Почти такая же композиция системы персонажей наблюдается в пьесах Чехова, причем здесь дело еще больше осложняется: главных и второстепенных персонажей невозможно различить даже по степени участия в сюжете и объему изображения. И здесь близкий, но несколько иной, чем у Гоголя содержательный смысл несет такая композиция: Чехову необходимо показать некоторое множество обыкновенных людей, обыденное сознание, в среде которого нет выдающихся, незаурядных героев, на образах которых можно построить пьесу, но в массе своей они тем не менее интересны и значительны. Для этого и надо показать множество равноправных персонажей, не выделяя из них главных и второстепенных; только так и раскрывается в них нечто общее, а именно присущая обыденному сознанию драма несостоявшейся жизни, жизни, прошедшей или проходящей зря, без смысла и даже без удовольствия.

Между персонажами произведения могут возникать довольно сложные композиционные и смысловые взаимоотношения. Наиболее простой и часто встречающийся случай – противопоставление двух образов друг другу. По такому принципу контраста построена, например, система персонажей в «Маленьких трагедиях» Пушкина: Моцарт – Сальери, Дон Гуан – Командор, Барон – его сын, священник – Вальсингам. Несколько более сложный случай, когда один персонаж противопоставлен всем другим, как, например, в комедии Грибоедова «Горе от ума», где важны даже количественные соотношения: недаром Грибоедов писал, что в его комедии «двадцать пять глупцов на одного умного человека». Гораздо реже, чем противопоставление, применяется прием своеобразного «двойничества», когда персонажи композиционно объединены по сходству; классическим примером могут служить Бобчинский и Добчинский у Гоголя.

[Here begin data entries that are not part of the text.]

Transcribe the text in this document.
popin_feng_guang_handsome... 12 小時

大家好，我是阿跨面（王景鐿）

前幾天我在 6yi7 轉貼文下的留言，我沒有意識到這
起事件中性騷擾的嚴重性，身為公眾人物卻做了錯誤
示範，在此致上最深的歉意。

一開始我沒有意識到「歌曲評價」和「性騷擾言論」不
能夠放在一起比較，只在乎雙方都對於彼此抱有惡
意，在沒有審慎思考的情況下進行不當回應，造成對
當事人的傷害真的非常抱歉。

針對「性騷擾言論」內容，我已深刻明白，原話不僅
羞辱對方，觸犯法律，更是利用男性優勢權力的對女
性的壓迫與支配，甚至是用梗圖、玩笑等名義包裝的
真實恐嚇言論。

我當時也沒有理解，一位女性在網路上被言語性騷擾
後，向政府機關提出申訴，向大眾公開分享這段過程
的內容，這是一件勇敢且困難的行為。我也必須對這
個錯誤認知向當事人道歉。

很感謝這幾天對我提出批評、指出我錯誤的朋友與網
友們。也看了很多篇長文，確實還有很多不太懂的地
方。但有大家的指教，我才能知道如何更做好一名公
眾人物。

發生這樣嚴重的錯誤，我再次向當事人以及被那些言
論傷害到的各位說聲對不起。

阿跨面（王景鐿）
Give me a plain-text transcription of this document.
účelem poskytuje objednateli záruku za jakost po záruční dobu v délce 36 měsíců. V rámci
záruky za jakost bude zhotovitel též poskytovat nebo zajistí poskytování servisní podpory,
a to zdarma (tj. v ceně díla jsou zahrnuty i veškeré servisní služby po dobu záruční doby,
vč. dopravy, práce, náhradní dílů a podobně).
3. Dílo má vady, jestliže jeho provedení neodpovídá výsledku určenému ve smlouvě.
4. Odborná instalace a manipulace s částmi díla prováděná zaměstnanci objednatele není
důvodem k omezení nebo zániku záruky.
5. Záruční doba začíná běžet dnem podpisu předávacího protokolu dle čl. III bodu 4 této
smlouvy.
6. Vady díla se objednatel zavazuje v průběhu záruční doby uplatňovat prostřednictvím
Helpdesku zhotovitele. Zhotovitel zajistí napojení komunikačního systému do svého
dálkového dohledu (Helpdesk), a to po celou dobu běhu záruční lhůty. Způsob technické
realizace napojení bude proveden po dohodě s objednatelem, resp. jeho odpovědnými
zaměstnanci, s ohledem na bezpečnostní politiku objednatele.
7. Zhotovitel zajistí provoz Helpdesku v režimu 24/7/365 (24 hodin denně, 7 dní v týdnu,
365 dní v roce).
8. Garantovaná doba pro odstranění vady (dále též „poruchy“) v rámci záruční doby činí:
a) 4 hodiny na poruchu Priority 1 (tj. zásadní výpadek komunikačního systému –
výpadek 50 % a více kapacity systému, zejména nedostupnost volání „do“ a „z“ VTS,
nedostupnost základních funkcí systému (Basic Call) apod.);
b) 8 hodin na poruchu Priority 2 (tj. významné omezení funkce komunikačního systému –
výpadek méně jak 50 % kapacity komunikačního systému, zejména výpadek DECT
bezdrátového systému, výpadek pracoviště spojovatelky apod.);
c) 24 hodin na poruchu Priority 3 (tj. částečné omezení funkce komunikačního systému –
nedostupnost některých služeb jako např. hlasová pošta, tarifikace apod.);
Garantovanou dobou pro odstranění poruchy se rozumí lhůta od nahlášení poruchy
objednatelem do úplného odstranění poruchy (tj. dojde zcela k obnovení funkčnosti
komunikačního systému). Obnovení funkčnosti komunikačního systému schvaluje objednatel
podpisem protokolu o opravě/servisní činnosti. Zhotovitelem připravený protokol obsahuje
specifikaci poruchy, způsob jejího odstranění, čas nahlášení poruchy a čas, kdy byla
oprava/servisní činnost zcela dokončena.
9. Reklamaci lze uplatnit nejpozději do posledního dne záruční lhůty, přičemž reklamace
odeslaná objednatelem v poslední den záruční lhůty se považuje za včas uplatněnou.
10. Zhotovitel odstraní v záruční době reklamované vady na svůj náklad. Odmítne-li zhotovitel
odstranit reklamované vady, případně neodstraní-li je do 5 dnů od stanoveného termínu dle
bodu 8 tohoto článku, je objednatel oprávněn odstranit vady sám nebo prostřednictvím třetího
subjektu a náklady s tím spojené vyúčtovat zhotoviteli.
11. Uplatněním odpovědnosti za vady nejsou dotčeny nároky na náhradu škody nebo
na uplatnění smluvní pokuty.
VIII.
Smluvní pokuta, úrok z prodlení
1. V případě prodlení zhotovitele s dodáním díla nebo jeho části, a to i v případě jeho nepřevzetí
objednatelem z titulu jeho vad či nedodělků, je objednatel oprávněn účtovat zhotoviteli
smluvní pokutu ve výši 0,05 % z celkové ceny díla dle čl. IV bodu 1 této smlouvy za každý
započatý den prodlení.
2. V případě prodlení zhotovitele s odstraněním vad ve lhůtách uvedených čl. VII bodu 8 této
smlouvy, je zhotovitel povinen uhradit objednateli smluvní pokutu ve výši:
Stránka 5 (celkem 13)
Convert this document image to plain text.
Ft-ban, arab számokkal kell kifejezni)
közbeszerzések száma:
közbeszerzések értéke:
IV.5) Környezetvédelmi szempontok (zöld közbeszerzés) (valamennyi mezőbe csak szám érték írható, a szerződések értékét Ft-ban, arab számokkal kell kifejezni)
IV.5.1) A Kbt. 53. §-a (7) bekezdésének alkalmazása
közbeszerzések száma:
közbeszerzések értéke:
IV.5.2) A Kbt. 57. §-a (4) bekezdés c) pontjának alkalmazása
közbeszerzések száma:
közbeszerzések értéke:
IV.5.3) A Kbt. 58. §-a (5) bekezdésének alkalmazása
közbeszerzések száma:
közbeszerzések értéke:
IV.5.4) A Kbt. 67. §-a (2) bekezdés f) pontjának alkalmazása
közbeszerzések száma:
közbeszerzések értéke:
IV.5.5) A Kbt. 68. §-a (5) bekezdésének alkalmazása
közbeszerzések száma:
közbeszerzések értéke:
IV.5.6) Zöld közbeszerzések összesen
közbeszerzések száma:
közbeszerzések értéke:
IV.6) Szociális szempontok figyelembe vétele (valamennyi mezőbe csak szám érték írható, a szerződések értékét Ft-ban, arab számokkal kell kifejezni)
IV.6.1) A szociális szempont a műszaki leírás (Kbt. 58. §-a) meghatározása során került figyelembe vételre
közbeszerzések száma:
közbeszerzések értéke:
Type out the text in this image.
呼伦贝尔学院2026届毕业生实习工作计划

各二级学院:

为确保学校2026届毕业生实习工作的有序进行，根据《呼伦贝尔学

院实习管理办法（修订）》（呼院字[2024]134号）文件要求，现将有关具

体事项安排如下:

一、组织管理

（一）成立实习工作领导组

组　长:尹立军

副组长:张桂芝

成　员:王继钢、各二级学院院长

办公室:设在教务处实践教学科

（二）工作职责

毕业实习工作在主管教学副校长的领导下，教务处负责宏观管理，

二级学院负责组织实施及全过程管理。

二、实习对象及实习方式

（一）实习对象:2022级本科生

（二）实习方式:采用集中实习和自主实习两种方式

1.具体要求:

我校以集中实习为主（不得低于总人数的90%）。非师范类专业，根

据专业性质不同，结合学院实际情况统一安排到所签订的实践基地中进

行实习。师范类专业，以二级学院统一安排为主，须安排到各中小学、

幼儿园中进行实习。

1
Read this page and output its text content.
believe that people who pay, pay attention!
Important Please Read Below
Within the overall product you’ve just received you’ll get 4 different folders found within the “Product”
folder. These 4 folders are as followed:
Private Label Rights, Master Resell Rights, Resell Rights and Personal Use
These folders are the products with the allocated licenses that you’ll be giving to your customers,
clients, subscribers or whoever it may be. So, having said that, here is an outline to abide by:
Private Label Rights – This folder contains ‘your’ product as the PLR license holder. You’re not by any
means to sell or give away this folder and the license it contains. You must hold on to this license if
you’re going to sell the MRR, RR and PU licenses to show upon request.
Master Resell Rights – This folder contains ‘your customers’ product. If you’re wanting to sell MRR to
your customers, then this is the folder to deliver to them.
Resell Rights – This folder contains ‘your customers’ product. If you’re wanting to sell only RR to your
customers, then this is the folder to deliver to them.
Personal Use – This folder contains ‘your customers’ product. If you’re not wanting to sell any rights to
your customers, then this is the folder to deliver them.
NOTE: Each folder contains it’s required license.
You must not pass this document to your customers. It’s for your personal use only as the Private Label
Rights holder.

Зачастую композиционная группировка персонажей осуществляется в соответствии с теми темами и проблемами, которые эти персонажи воплощают. Так, в «Анне Карениной» Толстого основная композиционная группировка персонажей – по заявленному в начале романа тематическому принципу: «Все счастливые семьи похожи друг на друга, каждая несчастливая семья несчастлива по-своему». Различные семьи в романе по-разному развивают эту тему. Точно так же в «Отцах и детях» Тургенева, помимо очевидного и реализованного в сюжете противопоставления Базарова едва ли не всем остальным персонажам, осуществляется и другой, более скрытый и не получающий воплощения в сюжете композиционный принцип, а именно сопоставленность по сходству двух групп персонажей: с одной стороны – это Аркадий и Николай Петрович, с другой – Базаров и его родители. И в том и в другом случае эти персонажи воплощают в себе одну и ту же проблему – проблему взаимоотношения поколений. И Тургенев показывает, что, какими бы ни были отдельные люди, проблема по своей сути остается одной и той же: это горячая любовь к детям, для которых, собственно, старшее поколение и живет, это неизбежное непонимание, стремление детей доказать свою «взрослость» и превосходство, драматические внутренние коллизии вследствие этого, и все-таки, в конце концов неизбежное духовное единение поколений.